Fantômes de papier

L'ouvrage:
La narratrice (dont nous connaîtrons le prénom juste avant l'épilogue) a vingt-quatre ans. Lorsqu'elle avait douze ans, sa soeur, Rachel (dix-neuf ans), a disparu, et n'a jamais été retrouvée. À présent, la narratrice est persuadée de savoir qui a enlevé sa soeur. C'est Karl Feldman, soixante-deux ans. L'homme souffre d'un début de démence sénile, il ne se souvient plus de tous les événements de sa vie. L'héroïne veut le faire parler, lui faire avouer ce qu'il a fait de Rachel. Voilà pourquoi elle souhaite l'emmener en voyage à travers le Texas.

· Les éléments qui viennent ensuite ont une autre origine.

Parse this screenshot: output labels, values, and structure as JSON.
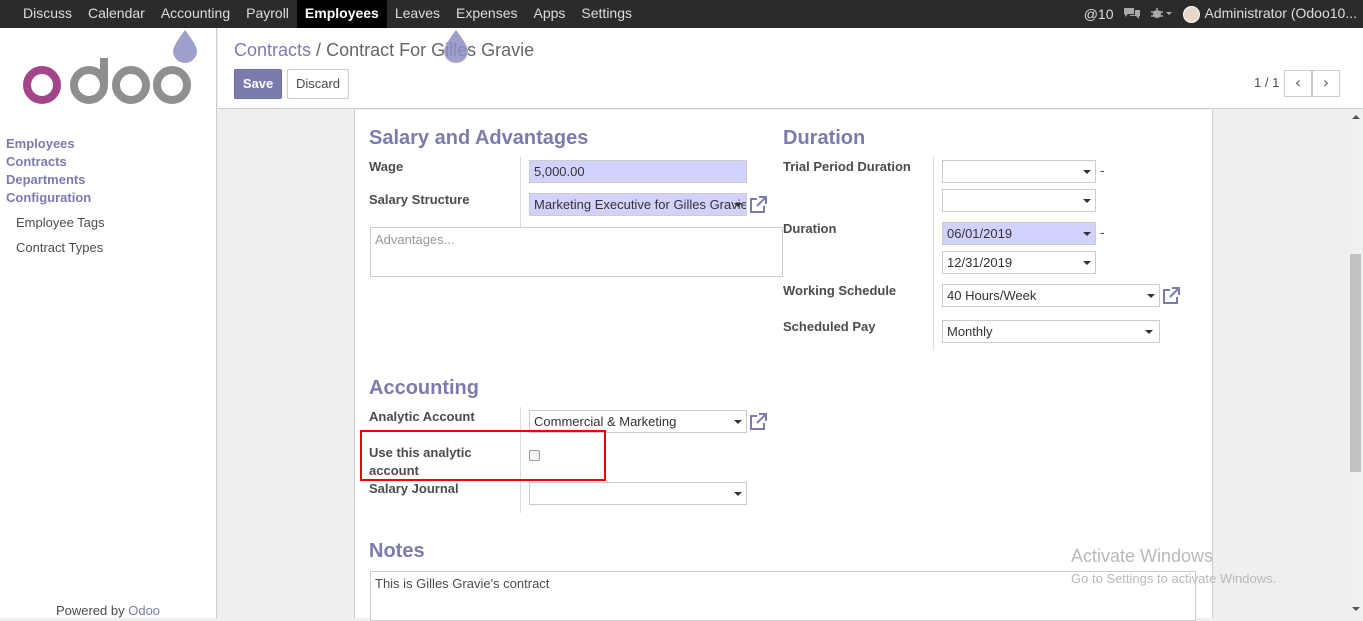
{
  "topbar": {
    "menus": [
      "Discuss",
      "Calendar",
      "Accounting",
      "Payroll",
      "Employees",
      "Leaves",
      "Expenses",
      "Apps",
      "Settings"
    ],
    "active_menu": "Employees",
    "notification_count": "10",
    "user": "Administrator (Odoo10..."
  },
  "sidebar": {
    "items": [
      "Employees",
      "Contracts",
      "Departments",
      "Configuration"
    ],
    "sub_items": [
      "Employee Tags",
      "Contract Types"
    ],
    "powered_by": "Powered by",
    "powered_brand": "Odoo"
  },
  "breadcrumb": {
    "parent": "Contracts",
    "separator": "/",
    "current": "Contract For Gilles Gravie"
  },
  "buttons": {
    "save": "Save",
    "discard": "Discard"
  },
  "pager": {
    "text": "1 / 1"
  },
  "salary": {
    "title": "Salary and Advantages",
    "wage_label": "Wage",
    "wage_value": "5,000.00",
    "structure_label": "Salary Structure",
    "structure_value": "Marketing Executive for Gilles Gravie",
    "advantages_placeholder": "Advantages..."
  },
  "duration": {
    "title": "Duration",
    "trial_label": "Trial Period Duration",
    "trial_start": "",
    "trial_end": "",
    "duration_label": "Duration",
    "start": "06/01/2019",
    "end": "12/31/2019",
    "schedule_label": "Working Schedule",
    "schedule_value": "40 Hours/Week",
    "pay_label": "Scheduled Pay",
    "pay_value": "Monthly"
  },
  "accounting": {
    "title": "Accounting",
    "analytic_label": "Analytic Account",
    "analytic_value": "Commercial & Marketing",
    "use_analytic_label": "Use this analytic account",
    "use_analytic_checked": false,
    "journal_label": "Salary Journal",
    "journal_value": ""
  },
  "notes": {
    "title": "Notes",
    "text": "This is Gilles Gravie's contract"
  },
  "watermark": {
    "line1": "Activate Windows",
    "line2": "Go to Settings to activate Windows."
  },
  "colors": {
    "brand": "#7c7bad",
    "required_field": "#d2d2ff",
    "highlight": "#ee0000"
  }
}
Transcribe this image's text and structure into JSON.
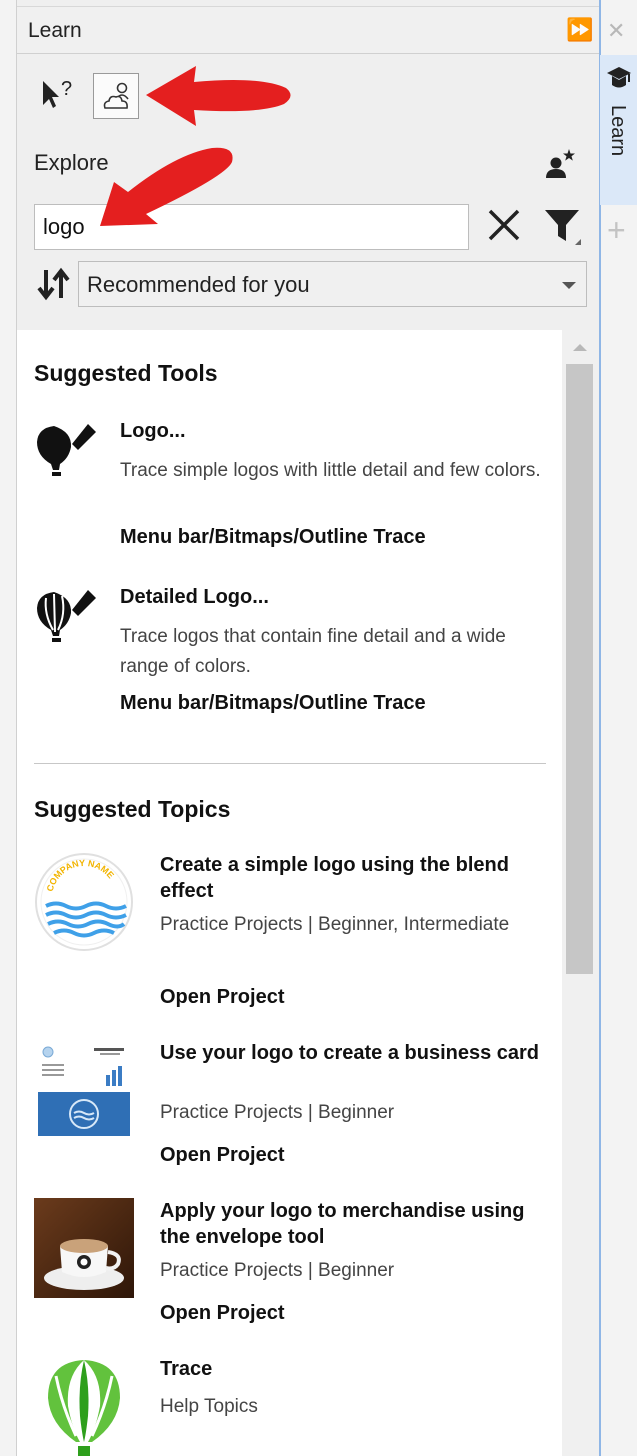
{
  "panel": {
    "title": "Learn",
    "explore_label": "Explore",
    "search": {
      "value": "logo"
    },
    "sort": {
      "selected": "Recommended for you"
    }
  },
  "right_tab": {
    "label": "Learn"
  },
  "suggested_tools": {
    "heading": "Suggested Tools",
    "items": [
      {
        "name": "Logo...",
        "description": "Trace simple logos with little detail and few colors.",
        "path": "Menu bar/Bitmaps/Outline Trace",
        "icon": "logo-trace-icon"
      },
      {
        "name": "Detailed Logo...",
        "description": "Trace logos that contain fine detail and a wide range of colors.",
        "path": "Menu bar/Bitmaps/Outline Trace",
        "icon": "detailed-logo-trace-icon"
      }
    ]
  },
  "suggested_topics": {
    "heading": "Suggested Topics",
    "items": [
      {
        "title": "Create a simple logo using the blend effect",
        "meta": "Practice Projects | Beginner, Intermediate",
        "action": "Open Project",
        "thumb_text": "COMPANY NAME"
      },
      {
        "title": "Use your logo to create a business card",
        "meta": "Practice Projects | Beginner",
        "action": "Open Project"
      },
      {
        "title": "Apply your logo to merchandise using the envelope tool",
        "meta": "Practice Projects | Beginner",
        "action": "Open Project"
      },
      {
        "title": "Trace",
        "meta": "Help Topics",
        "action": ""
      }
    ]
  },
  "colors": {
    "arrow": "#e41f1f",
    "tab_accent": "#8fb6e6"
  }
}
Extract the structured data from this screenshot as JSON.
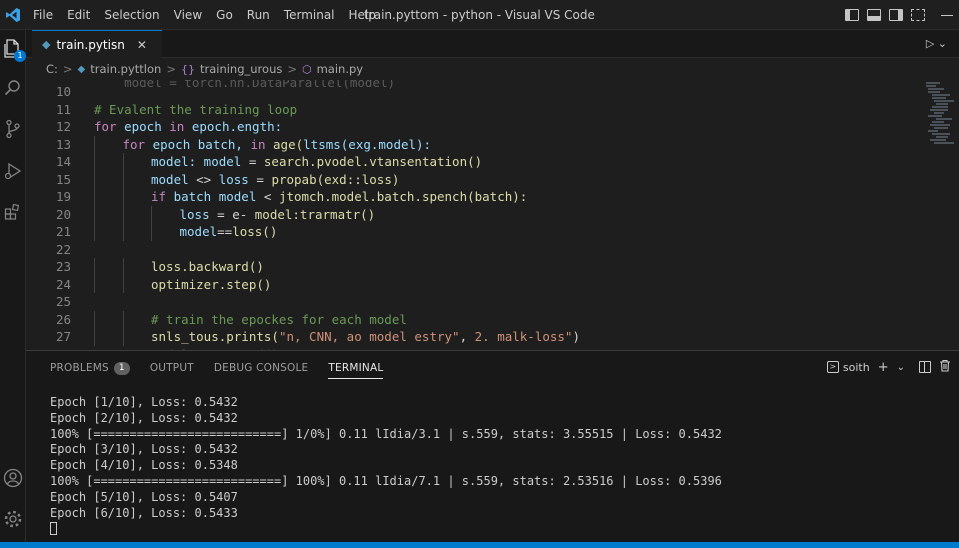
{
  "window": {
    "title": "train.pyttom - python - Visual VS Code"
  },
  "menu": [
    "File",
    "Edit",
    "Selection",
    "View",
    "Go",
    "Run",
    "Terminal",
    "Help"
  ],
  "activity": {
    "explorer_badge": "1"
  },
  "tab": {
    "label": "train.pytisn",
    "close": "✕"
  },
  "breadcrumb": {
    "drive": "C:",
    "items": [
      "train.pyttlon",
      "training_urous",
      "main.py"
    ],
    "sep": ">"
  },
  "editor": {
    "lines": [
      {
        "num": "10",
        "indent": 0,
        "segments": []
      },
      {
        "num": "11",
        "indent": 0,
        "segments": [
          {
            "c": "cm",
            "t": "# Evalent the training loop"
          }
        ]
      },
      {
        "num": "12",
        "indent": 0,
        "segments": [
          {
            "c": "kw",
            "t": "for "
          },
          {
            "c": "id",
            "t": "epoch "
          },
          {
            "c": "kw",
            "t": "in "
          },
          {
            "c": "id",
            "t": "epoch.ength:"
          }
        ]
      },
      {
        "num": "13",
        "indent": 1,
        "segments": [
          {
            "c": "kw",
            "t": "for "
          },
          {
            "c": "id",
            "t": "epoch batch, "
          },
          {
            "c": "kw",
            "t": "in "
          },
          {
            "c": "fn",
            "t": "age("
          },
          {
            "c": "id",
            "t": "ltsms(exg.model):"
          }
        ]
      },
      {
        "num": "14",
        "indent": 2,
        "segments": [
          {
            "c": "id",
            "t": "model: model "
          },
          {
            "c": "op",
            "t": "= "
          },
          {
            "c": "fn",
            "t": "search.pvodel.vtansentation()"
          }
        ]
      },
      {
        "num": "15",
        "indent": 2,
        "segments": [
          {
            "c": "id",
            "t": "model "
          },
          {
            "c": "op",
            "t": "<> "
          },
          {
            "c": "id",
            "t": "loss "
          },
          {
            "c": "op",
            "t": "= "
          },
          {
            "c": "fn",
            "t": "propab(exd::loss)"
          }
        ]
      },
      {
        "num": "19",
        "indent": 2,
        "segments": [
          {
            "c": "kw",
            "t": "if "
          },
          {
            "c": "id",
            "t": "batch model "
          },
          {
            "c": "op",
            "t": "< "
          },
          {
            "c": "fn",
            "t": "jtomch.model.batch.spench(batch):"
          }
        ]
      },
      {
        "num": "20",
        "indent": 3,
        "segments": [
          {
            "c": "id",
            "t": "loss "
          },
          {
            "c": "op",
            "t": "= e- "
          },
          {
            "c": "fn",
            "t": "model:trarmatr()"
          }
        ]
      },
      {
        "num": "21",
        "indent": 3,
        "segments": [
          {
            "c": "id",
            "t": "model"
          },
          {
            "c": "op",
            "t": "=="
          },
          {
            "c": "fn",
            "t": "loss()"
          }
        ]
      },
      {
        "num": "22",
        "indent": 0,
        "segments": []
      },
      {
        "num": "23",
        "indent": 2,
        "segments": [
          {
            "c": "fn",
            "t": "loss.backward()"
          }
        ]
      },
      {
        "num": "24",
        "indent": 2,
        "segments": [
          {
            "c": "fn",
            "t": "optimizer.step()"
          }
        ]
      },
      {
        "num": "25",
        "indent": 0,
        "segments": []
      },
      {
        "num": "26",
        "indent": 2,
        "segments": [
          {
            "c": "cm",
            "t": "# train the epockes for each model"
          }
        ]
      },
      {
        "num": "27",
        "indent": 2,
        "segments": [
          {
            "c": "fn",
            "t": "snls_tous.prints("
          },
          {
            "c": "st",
            "t": "\"n, CNN, ao model estry\""
          },
          {
            "c": "op",
            "t": ", "
          },
          {
            "c": "st",
            "t": "2. malk-loss\""
          },
          {
            "c": "op",
            "t": ")"
          }
        ]
      }
    ]
  },
  "panel": {
    "tabs": [
      "PROBLEMS",
      "OUTPUT",
      "DEBUG CONSOLE",
      "TERMINAL"
    ],
    "problems_count": "1",
    "terminal_name": "soith",
    "terminal_lines": [
      "Epoch [1/10], Loss: 0.5432",
      "Epoch [2/10], Loss: 0.5432",
      "100% [==========================] 1/0%] 0.11 lIdia/3.1 | s.559, stats: 3.55515 | Loss: 0.5432",
      "Epoch [3/10], Loss: 0.5432",
      "Epoch [4/10], Loss: 0.5348",
      "100% [==========================] 100%] 0.11 lIdia/7.1 | s.559, stats: 2.53516 | Loss: 0.5396",
      "Epoch [5/10], Loss: 0.5407",
      "Epoch [6/10], Loss: 0.5433"
    ]
  },
  "colors": {
    "accent": "#0078d4",
    "statusbar": "#007acc",
    "keyword": "#c586c0",
    "identifier": "#9cdcfe",
    "function": "#dcdcaa",
    "comment": "#6a9955",
    "string": "#ce9178"
  }
}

Critique:%%Je souhaite lire ce roman depuis que j'ai entendu une interview de Julia Heaberlin à ce sujet. (Pour ceux que ça intéresse, deux interviews audio de la romancière sont disponibles gratuitement sur Audible.fr. Bien sûr, elles sont en anglais.) Le livre m'a beaucoup plu. Après que l'héroïne a appris son but au lecteur, les choses sont un peu lentes à démarrer. Cela ne m'a pas dérangée: on a le temps de se faire une idée de l'héroïne, de Karl, etc. Ensuite, rien ne traîne, tout est cohérent.
J'ai tout de suite décidé que la narratrice s'était fourvoyée, et que Karl n'avait pas tué Rachel. À vous de voir ce que vous en pensez en commençant le roman.

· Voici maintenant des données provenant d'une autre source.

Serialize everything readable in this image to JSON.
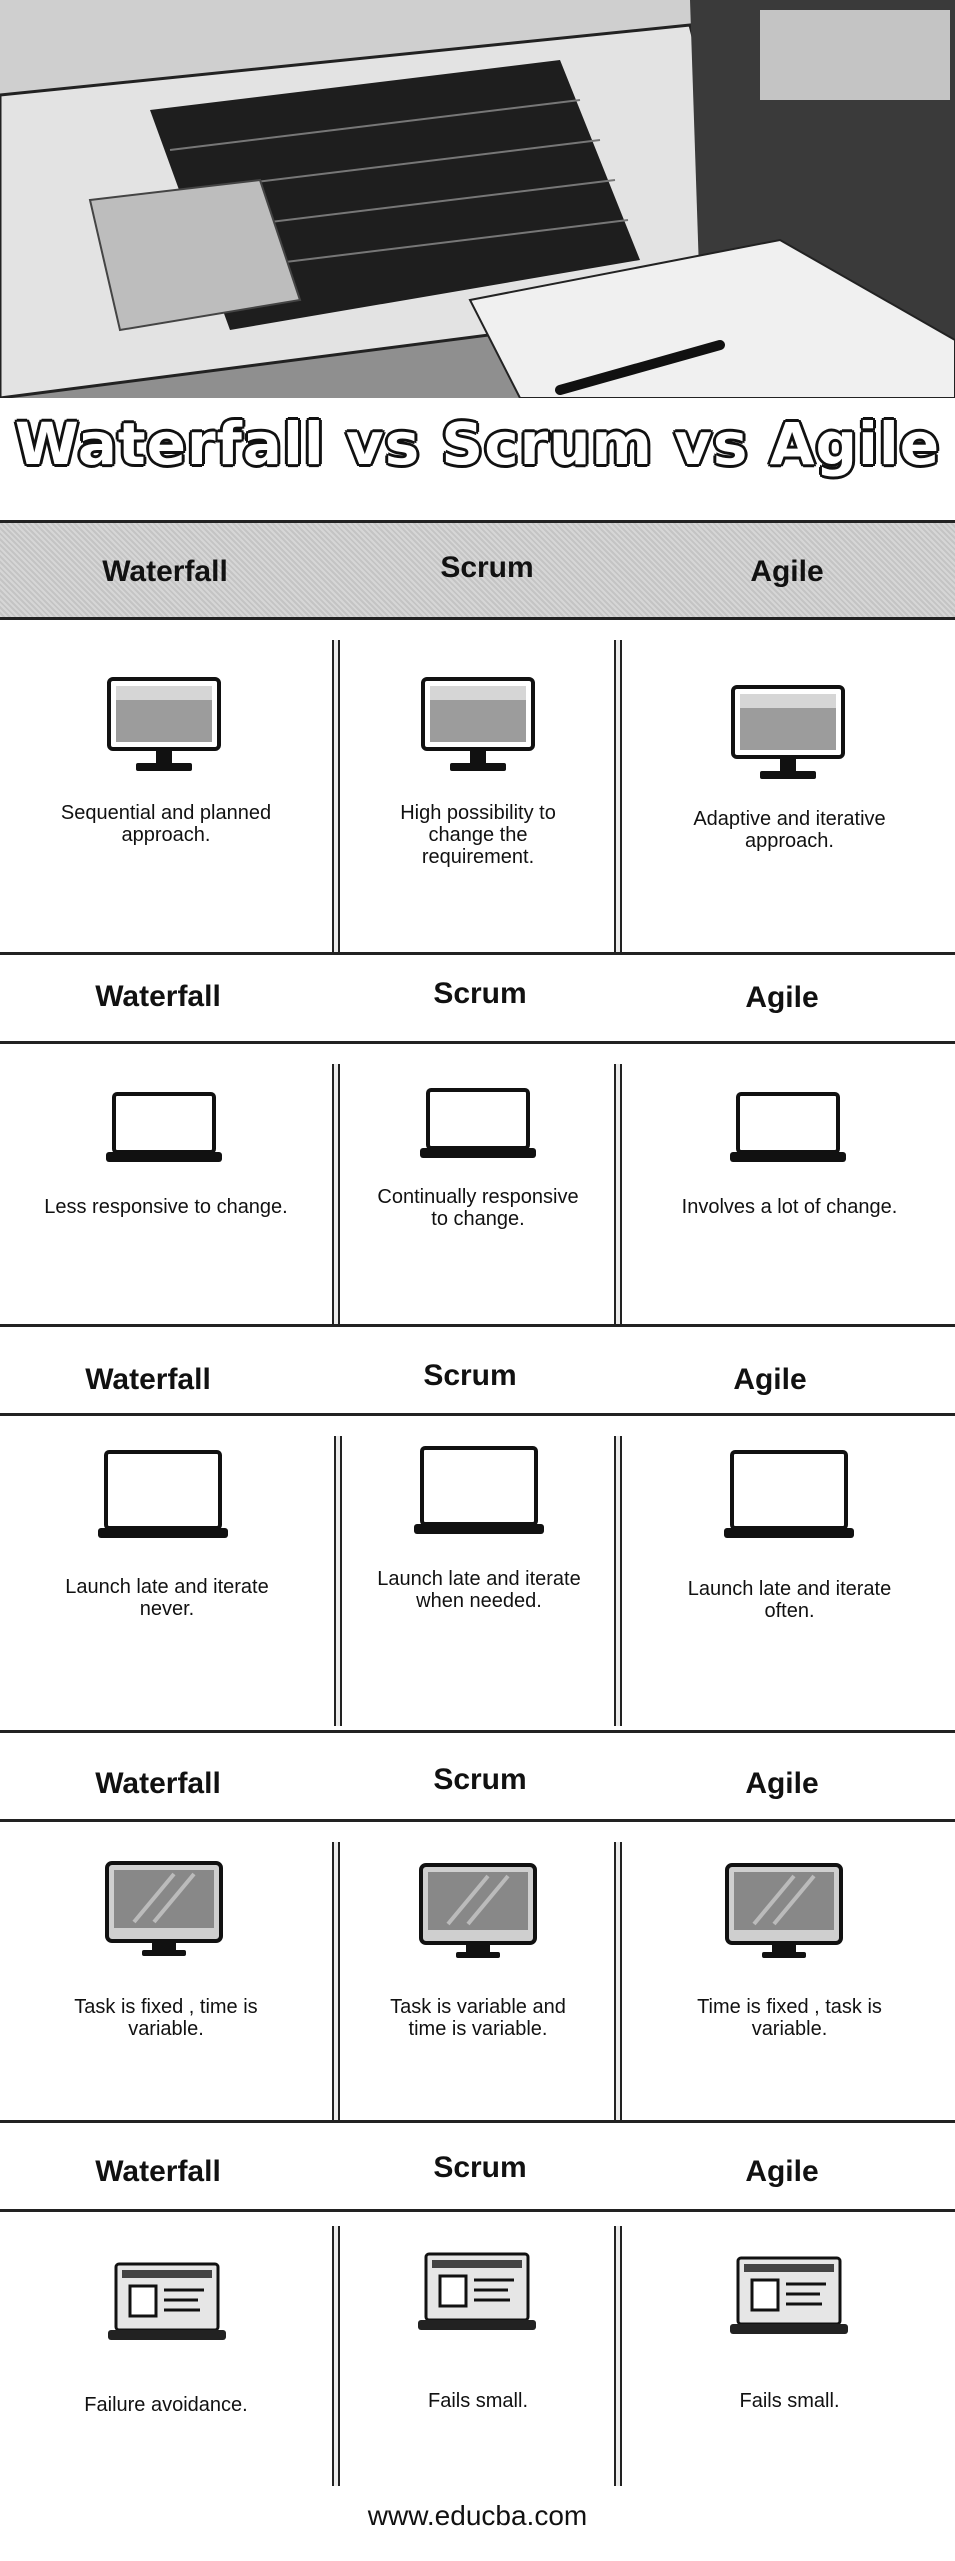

Karl est ambigu. Au long de ce voyage à travers l'état, il fait spontanément de bonnes actions. Pourtant, des soupçons (pas seulement concernant Rachel) pèsent sur lui... Cette complexité m'a gênée, mais elle n'est ni mauvaise ni incohérente. Contrairement à mon habitude, j'aurais souhaité quelque chose de plus manichéen. J'aurais souhaité pouvoir apprécier ou détester Karl. Or, ici, le lecteur est obligé de se situer entre les deux. Je sais que même si cela m'embête, c'est une bonne chose, car Julia Heaberlin a réussi son pari.

La narratrice, elle aussi, est quelque peu ambiguë. Comment ne pas comprendre la rage et le besoin de vengeance qui l'animent? Mais comment admettre qu'elle envisage de tuer le meurtrier de sa soeur de sang froid?

La mort de Rachel n'est pas la seule énigme que la narratrice tente de résoudre. J'ai apprécié ce que fait l'autrice au sujet des autres parce que je n'y avais pas du tout pensé.

À mesure du roman, l'héroïne nous apprend avec quelle opiniâtreté elle a cherché à retrouver l'assassin de sa soeur. J'ai très bien compris son obsession, son incommensurable douleur, etc.

Service presse des éditions Audible Studios, dont vous trouverez le catalogue sur le site Audible.
La version audio que j'ai entendue a été enregistrée par Camille Lamache.

J'apprécie toujours autant le jeu de cette comédienne. Moi qui râle souvent quand les comédiens modifient leur voix pour les rôles du sexe opposé, je trouve qu'ici, Camille Lamache s'en est bien sortie, notamment pour la voix de Karl. Comme d'habitude, elle a su rendre les émotions et les sentiments des personnages. Il m'a même semblé qu'elle prenait une intonation très légèrement différente lorsque la narratrice nous faisait partager des choses écrites dans son enfance. Son ton est un tout petit peu plus insouciant. La jeune narratrice évoque ses peurs dans ces écrits, mais elle le fait d'une manière qui se veut légère ou, tout au moins, rassurante pour elle. Il y a donc une nuance entre ces écrits et son récit du présent, nuance qu'à mon avis, Camille Lamache a montrée sans difficultés apparentes.

En bonne pinailleuse, j'ai regretté qu'il y ait des blancs. Je ne parle pas de ceux entre chaque chapitre, mais pendant la narration: entre deux répliques, ou pendant le récit d'un événement.
J'ai également trouvé dommage que la comédienne prononce Loucy pour Lucy. Heureusement, on voit très peu ladite Lucy. ;-)

Pour information, la structure du livre n'est pas respectée: il y a plusieurs chapitres sur une piste.